Re: [boost] [atomic] Generalized read-modify-write operation

2 Sep 2015

      On 02.09.2015 02:20, Gavin Lambert wrote:
...
On 1/09/2015 21:35, Andrey Semashev wrote:
...
I was wondering is there would be interest in a generalized
read-modify-write operation in Boost.Atomic. The idea is to have a
atomic<T>::read_modify_write method that would take a function that
would perform the modify on the atomic value. The interface could be
roughly this:
[...]
Does this look interesting to anyone? Comments?
It's not strictly necessary since it's equivalent to a do { r =
modify(n); } while (!var.compare_exchange_weak(n, r, order)) loop, which
isn't that much more typing. (Although I elided the initial load, so
it's a bit more typing than it appears here.)
Yes, correct. r and n also have to be declared outside the loop, which 
is kind of annoying.
...
(And the above is also supposed to use LL/SC on architectures where this
is cheaper than CAS, although I'm not sure if this is the case.)
I'm not sure there are architectures that implement both CAS and LL/SC 
instructions, at least I'm not aware of such. On the architectures that 
support LL/SC, the instructions will be used to implement 
compare_exchange_weak. The modify function in this CAS loop will not be 
executed within the LL/SC region, which is why the additional load 
before the loop is required. There is also a probability of CAS failure.
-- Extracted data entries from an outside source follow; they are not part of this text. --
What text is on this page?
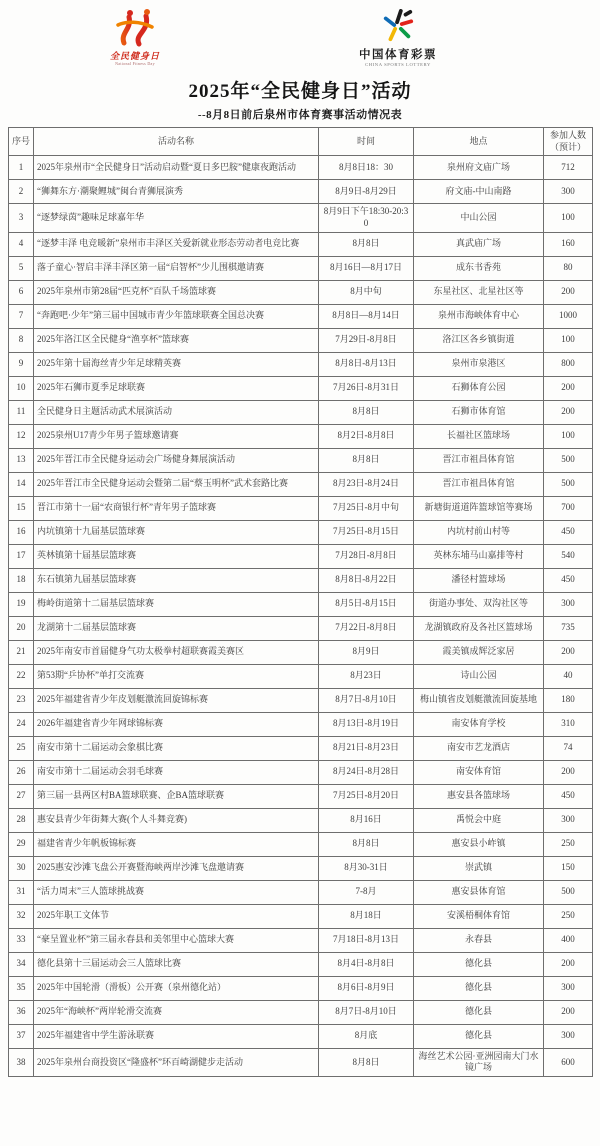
全民健身日
National Fitness Day
中国体育彩票
CHINA SPORTS LOTTERY
2025年“全民健身日”活动
--8月8日前后泉州市体育赛事活动情况表
序号	活动名称	时间	地点	参加人数（预计）
1	2025年泉州市“全民健身日”活动启动暨“夏日多巴胺”健康夜跑活动	8月8日18：30	泉州府文庙广场	712
2	“狮舞东方·潮聚鲤城”闽台青狮展演秀	8月9日-8月29日	府文庙-中山南路	300
3	“逐梦绿茵”趣味足球嘉年华	8月9日下午18:30-20:30	中山公园	100
4	“逐梦丰泽 电竞暖新”泉州市丰泽区关爱新就业形态劳动者电竞比赛	8月8日	真武庙广场	160
5	落子童心·智启丰泽丰泽区第一届“启智杯”少儿围棋邀请赛	8月16日—8月17日	成东书香苑	80
6	2025年泉州市第28届“匹克杯”百队千场篮球赛	8月中旬	东星社区、北星社区等	200
7	“奔跑吧·少年”第三届中国城市青少年篮球联赛全国总决赛	8月8日—8月14日	泉州市海峡体育中心	1000
8	2025年洛江区全民健身“渔享杯”篮球赛	7月29日-8月8日	洛江区各乡镇街道	100
9	2025年第十届海丝青少年足球精英赛	8月8日-8月13日	泉州市泉港区	800
10	2025年石狮市夏季足球联赛	7月26日-8月31日	石狮体育公园	200
11	全民健身日主题活动武术展演活动	8月8日	石狮市体育馆	200
12	2025泉州U17青少年男子篮球邀请赛	8月2日-8月8日	长福社区篮球场	100
13	2025年晋江市全民健身运动会广场健身舞展演活动	8月8日	晋江市祖昌体育馆	500
14	2025年晋江市全民健身运动会暨第二届“蔡玉明杯”武术套路比赛	8月23日-8月24日	晋江市祖昌体育馆	500
15	晋江市第十一届“农商银行杯”青年男子篮球赛	7月25日-8月中旬	新塘街道道阵篮球馆等赛场	700
16	内坑镇第十九届基层篮球赛	7月25日-8月15日	内坑村前山村等	450
17	英林镇第十届基层篮球赛	7月28日-8月8日	英林东埔马山嘉排等村	540
18	东石镇第九届基层篮球赛	8月8日-8月22日	潘径村篮球场	450
19	梅岭街道第十二届基层篮球赛	8月5日-8月15日	街道办事处、双沟社区等	300
20	龙湖第十二届基层篮球赛	7月22日-8月8日	龙湖镇政府及各社区篮球场	735
21	2025年南安市首届健身气功太极拳村超联赛霞美赛区	8月9日	霞美镇成辉泛家居	200
22	第53期“乒协杯”单打交流赛	8月23日	诗山公园	40
23	2025年福建省青少年皮划艇激流回旋锦标赛	8月7日-8月10日	梅山镇省皮划艇激流回旋基地	180
24	2026年福建省青少年网球锦标赛	8月13日-8月19日	南安体育学校	310
25	南安市第十二届运动会象棋比赛	8月21日-8月23日	南安市艺龙酒店	74
26	南安市第十二届运动会羽毛球赛	8月24日-8月28日	南安体育馆	200
27	第三届一县两区村BA篮球联赛、企BA篮球联赛	7月25日-8月20日	惠安县各篮球场	450
28	惠安县青少年街舞大赛(个人斗舞竞赛)	8月16日	禹悦会中庭	300
29	福建省青少年帆板锦标赛	8月8日	惠安县小岞镇	250
30	2025惠安沙滩飞盘公开赛暨海峡两岸沙滩飞盘邀请赛	8月30-31日	崇武镇	150
31	“活力周末”三人篮球挑战赛	7-8月	惠安县体育馆	500
32	2025年职工文体节	8月18日	安溪梧桐体育馆	250
33	“豪呈置业杯”第三届永春县和美邻里中心篮球大赛	7月18日-8月13日	永春县	400
34	德化县第十三届运动会三人篮球比赛	8月4日-8月8日	德化县	200
35	2025年中国轮滑（滑板）公开赛（泉州德化站）	8月6日-8月9日	德化县	300
36	2025年“海峡杯”两岸轮滑交流赛	8月7日-8月10日	德化县	200
37	2025年福建省中学生游泳联赛	8月底	德化县	300
38	2025年泉州台商投资区“隆盛杯”环百崎湖健步走活动	8月8日	海丝艺术公园·亚洲园南大门水镜广场	600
There is another point to consider. compare_exchange_weak/strong 
opereation on an LL/SC architecure is more complex than what is required 
to implement a simple RMW operation. For example, let's see it in 
Boost.Atomic code for ARM. Here is fetch_add, which can be used as a 
prototype of what could be done with a generic RMW operation:

   "1:\n"
   "ldrex   %[original], %[storage]\n"
   "add     %[result], %[original], %[value]\n" // modify
   "strex   %[tmp], %[result], %[storage]\n"
   "teq     %[tmp], #0\n"
   "bne     1b\n"

Frankly, I'd like to be able to generate code like this for operations 
other than those defined by the standard atomic<> interface.

And here is CAS (weak):

   "mov %[success], #0\n"
   "ldrex %[original], %[storage]\n"
   "cmp %[original], %[expected]\n"
   "itt eq\n"
   "strexeq %[success], %[desired], %[storage]\n"
   "eoreq %[success], %[success], #1\n"

To this we will also have to add the load, the modify and the loop.
...
But provided that the code generated is no worse than this (in
particular that the compiler can inline the function call in optimised
builds, at least where the function is relatively simple) then it would
still be useful, particularly for people who aren't used to using weak
exchange loops.
I certainly hope the compiler will be able to inline the modify 
function. If it doesn't, for relatively simple functions, then it 
probably isn't worth it.